The Applications Track focuses on what types of applications can be built using those techniques – the newest kinds of applications, how they deliver business value, and how to organize your text analytics teams to build those applications. This track will appeal to those with some text analytics capabilities but who want to learn what others are doing to develop new applications, and those who are primarily interested in the business side of text analytics.
View the Text Analytics Forum 2018 Final Program PDF
Wednesday, November 7: 1:30 p.m. - 2:15 p.m.
Performing and synthesizing text analysis is not an easy task. It requires different level of disciplines. In this session, Chung and Duddempudi share lessons learned and journey on how to develop the capability for the team, centered around these areas: disciplines required to perform text analysis; generating the right level of insights to answer business questions; integrating into business operations; and determining criteria to select the right tools.
Alice Chung, Senior Analytics Manager, Medical Insights Lead, Genentech and PMP, Certified Innovation Manager (GIMI)

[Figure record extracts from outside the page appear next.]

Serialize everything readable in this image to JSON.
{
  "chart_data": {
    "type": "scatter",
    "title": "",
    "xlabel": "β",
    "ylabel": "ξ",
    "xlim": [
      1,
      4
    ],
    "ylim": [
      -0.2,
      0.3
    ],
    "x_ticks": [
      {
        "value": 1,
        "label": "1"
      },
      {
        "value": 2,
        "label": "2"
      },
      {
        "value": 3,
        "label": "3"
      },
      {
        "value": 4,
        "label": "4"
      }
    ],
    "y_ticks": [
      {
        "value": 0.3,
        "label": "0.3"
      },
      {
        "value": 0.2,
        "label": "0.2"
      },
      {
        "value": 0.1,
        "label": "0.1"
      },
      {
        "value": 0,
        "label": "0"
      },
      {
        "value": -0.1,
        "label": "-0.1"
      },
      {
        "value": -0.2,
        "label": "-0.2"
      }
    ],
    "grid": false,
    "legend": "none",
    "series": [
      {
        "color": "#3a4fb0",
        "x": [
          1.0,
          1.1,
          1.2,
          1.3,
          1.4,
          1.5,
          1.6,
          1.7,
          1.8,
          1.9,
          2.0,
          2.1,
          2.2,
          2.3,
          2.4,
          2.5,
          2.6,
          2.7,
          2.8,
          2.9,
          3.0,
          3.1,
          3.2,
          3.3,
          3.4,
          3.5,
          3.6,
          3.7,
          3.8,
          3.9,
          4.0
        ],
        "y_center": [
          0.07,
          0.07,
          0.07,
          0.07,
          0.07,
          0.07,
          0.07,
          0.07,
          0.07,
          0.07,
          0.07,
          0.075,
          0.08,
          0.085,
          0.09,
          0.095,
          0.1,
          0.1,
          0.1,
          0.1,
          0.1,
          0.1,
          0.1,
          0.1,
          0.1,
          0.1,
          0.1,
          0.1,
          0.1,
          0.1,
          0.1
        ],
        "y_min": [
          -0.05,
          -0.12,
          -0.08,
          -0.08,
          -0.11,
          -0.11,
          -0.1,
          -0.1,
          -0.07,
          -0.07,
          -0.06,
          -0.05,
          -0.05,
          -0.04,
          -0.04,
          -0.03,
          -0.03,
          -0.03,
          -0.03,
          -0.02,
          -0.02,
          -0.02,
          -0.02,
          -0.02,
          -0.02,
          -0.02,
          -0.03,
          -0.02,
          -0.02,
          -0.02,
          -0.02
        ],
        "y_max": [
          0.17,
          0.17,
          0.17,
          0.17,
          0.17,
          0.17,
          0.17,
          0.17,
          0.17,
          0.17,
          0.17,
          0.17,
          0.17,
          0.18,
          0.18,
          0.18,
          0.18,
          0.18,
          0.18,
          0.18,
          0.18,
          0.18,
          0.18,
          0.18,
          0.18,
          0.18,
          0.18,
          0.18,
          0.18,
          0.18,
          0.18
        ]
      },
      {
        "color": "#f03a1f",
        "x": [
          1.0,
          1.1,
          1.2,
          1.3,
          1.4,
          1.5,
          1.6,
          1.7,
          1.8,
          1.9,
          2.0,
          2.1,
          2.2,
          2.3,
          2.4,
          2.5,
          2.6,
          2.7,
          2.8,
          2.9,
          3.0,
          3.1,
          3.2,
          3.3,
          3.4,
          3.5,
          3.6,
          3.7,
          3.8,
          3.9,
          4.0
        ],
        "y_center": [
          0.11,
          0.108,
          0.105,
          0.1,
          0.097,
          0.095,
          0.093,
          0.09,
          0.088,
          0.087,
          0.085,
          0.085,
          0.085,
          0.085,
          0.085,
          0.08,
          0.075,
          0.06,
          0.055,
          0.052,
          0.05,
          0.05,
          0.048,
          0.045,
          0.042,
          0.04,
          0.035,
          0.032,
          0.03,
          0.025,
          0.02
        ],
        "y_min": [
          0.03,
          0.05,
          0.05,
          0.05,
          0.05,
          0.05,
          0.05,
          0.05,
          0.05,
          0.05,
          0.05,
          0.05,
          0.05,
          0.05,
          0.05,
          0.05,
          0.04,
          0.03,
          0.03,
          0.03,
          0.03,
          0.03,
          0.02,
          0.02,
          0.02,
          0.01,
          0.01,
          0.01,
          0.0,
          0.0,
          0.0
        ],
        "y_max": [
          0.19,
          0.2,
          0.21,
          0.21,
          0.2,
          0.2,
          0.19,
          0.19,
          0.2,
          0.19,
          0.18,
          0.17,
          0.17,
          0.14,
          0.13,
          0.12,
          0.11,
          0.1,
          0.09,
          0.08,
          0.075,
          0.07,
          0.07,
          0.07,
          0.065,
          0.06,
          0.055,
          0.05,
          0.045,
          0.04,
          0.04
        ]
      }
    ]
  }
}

Deepthi Duddempudi, Data Scientist, Incedo
There are lots of tools available that provide the building blocks for automated tagging applications including NLP, entity extraction, summarization, and sentiment analysis. Many tools and search engines also include a content categorizer. What they usually do is categorize to ITPC news or Wikipedia categories. But what if you want to categorize to some other scheme or a set of custom subjects relevant to you or your organization’s areas of interest? Boolean queries are a useful way to scope custom categories. It also happens to be the most transparent method for specifying the rules for content categorizers to automate the tagging process to predefined categories or taxonomies. This session provides a quick review of the Boolean query syntax, and then presents a step-by-step process for building a Boolean query categorizer.

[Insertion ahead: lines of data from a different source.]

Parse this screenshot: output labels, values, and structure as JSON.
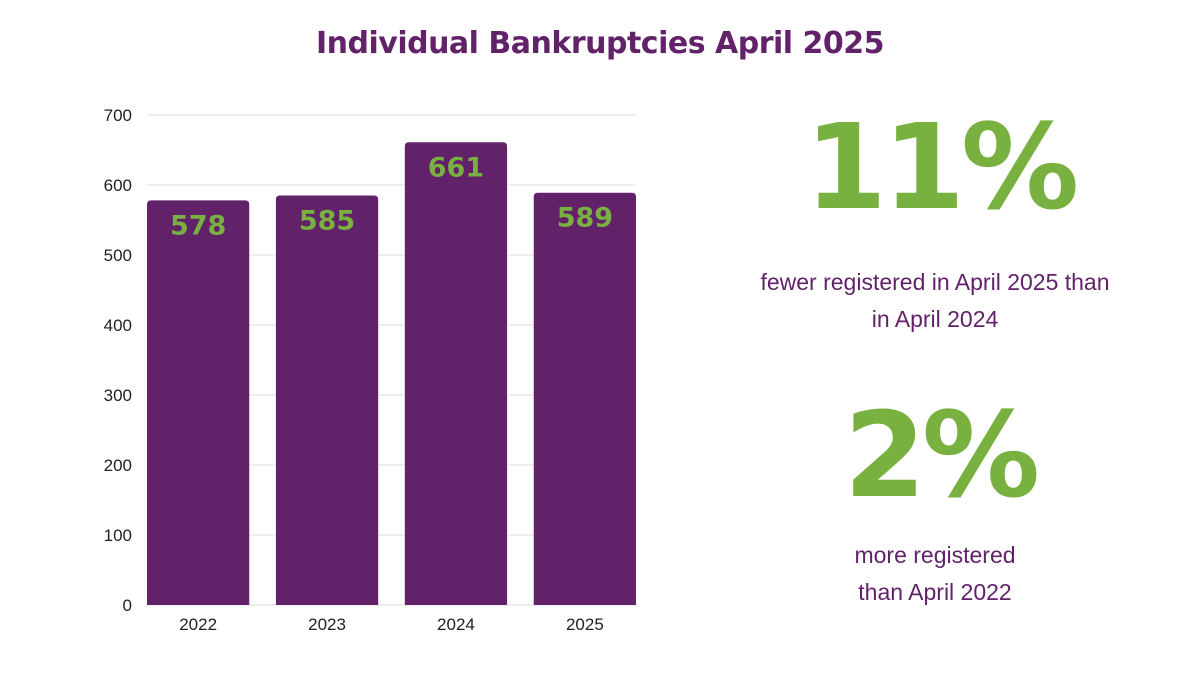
{
  "title": "Individual Bankruptcies April 2025",
  "colors": {
    "bar": "#62226a",
    "bar_label": "#78b13f",
    "title": "#62226a",
    "stat_value": "#78b13f",
    "stat_caption": "#62226a",
    "grid": "#dddddd",
    "tick": "#222222"
  },
  "stats": [
    {
      "value": "11%",
      "caption_line1": "fewer registered in April 2025 than",
      "caption_line2": "in April 2024"
    },
    {
      "value": "2%",
      "caption_line1": "more registered",
      "caption_line2": "than April 2022"
    }
  ],
  "chart_data": {
    "type": "bar",
    "categories": [
      "2022",
      "2023",
      "2024",
      "2025"
    ],
    "values": [
      578,
      585,
      661,
      589
    ],
    "data_labels": [
      "578",
      "585",
      "661",
      "589"
    ],
    "ylim": [
      0,
      700
    ],
    "yticks": [
      0,
      100,
      200,
      300,
      400,
      500,
      600,
      700
    ],
    "grid": true
  }
}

Joseph Busch, Principal, Taxonomy Strategies
Wednesday, November 7: 2:30 p.m. - 3:15 p.m.
Enterprises have finally mastered the art and science of gathering enough data, but some struggle to make it meaningful – particularly when dealing with unstructured text. Cutting-edge machine learning initiatives will help, but success depends on consistently organized and labeled data. For enterprises with data from multiple sources in multiple types, a general taxonomy is an important pre-processor to normalize, clean, and tag the data. Explore how users across the enterprise can, in real-time, leverage unstructured text data sets for a wide range of business applications.

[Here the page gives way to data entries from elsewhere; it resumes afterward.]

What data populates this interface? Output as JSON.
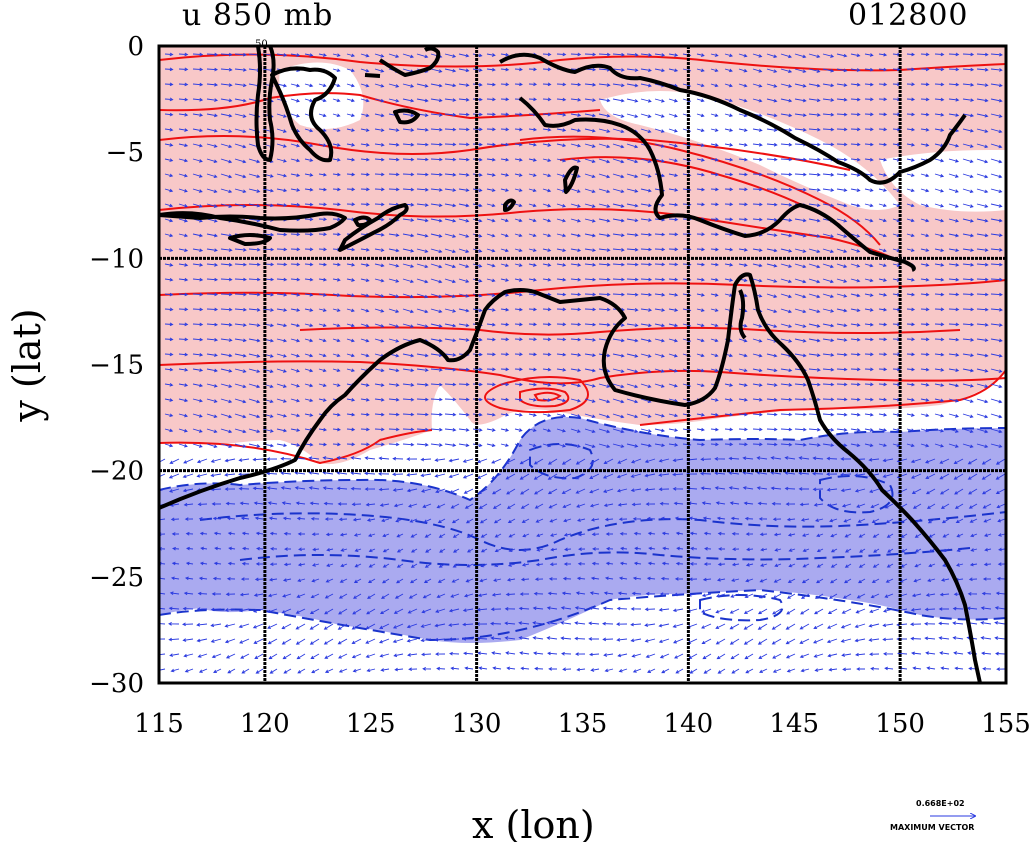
{
  "header": {
    "field_title": "u 850 mb",
    "time_stamp": "012800"
  },
  "map": {
    "x_axis": {
      "label": "x (lon)",
      "range": [
        115,
        155
      ],
      "ticks": [
        115,
        120,
        125,
        130,
        135,
        140,
        145,
        150,
        155
      ],
      "tick_labels": [
        "115",
        "120",
        "125",
        "130",
        "135",
        "140",
        "145",
        "150",
        "155"
      ]
    },
    "y_axis": {
      "label": "y (lat)",
      "range": [
        -30,
        0
      ],
      "ticks": [
        0,
        -5,
        -10,
        -15,
        -20,
        -25,
        -30
      ],
      "tick_labels": [
        "0",
        "−5",
        "−10",
        "−15",
        "−20",
        "−25",
        "−30"
      ]
    },
    "gridlines_lon": [
      120,
      130,
      140,
      150
    ],
    "gridlines_lat": [
      -10,
      -20
    ],
    "contour_label": "50",
    "colors": {
      "positive_fill": "#f8c8c8",
      "positive_contour": "#ee1111",
      "negative_fill": "#aaaaf0",
      "negative_contour": "#1a33cc",
      "vector": "#2a3ae0",
      "coastline": "#000000",
      "grid": "#000000"
    },
    "reference_vector": {
      "magnitude": "0.668E+02",
      "caption": "MAXIMUM VECTOR"
    }
  }
}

Stephen Scarr, CEO and Co-Founder, eContext
Incredible technical capabilities and a myriad of implementation strategies are the real excitement … for us. How do you get the movers and shakers excited too? Begin by translating the possible—and something that sounds like magic—into something relatable. Berndt and Kent start the discussion on the many ways organizations are benefiting from text analytics and illustrate the value of taxonomies, ontologies, and semantics in a text analytics infrastructure—all with an eye toward helping you navigate the financial and organizational barriers to a successful text analytics project.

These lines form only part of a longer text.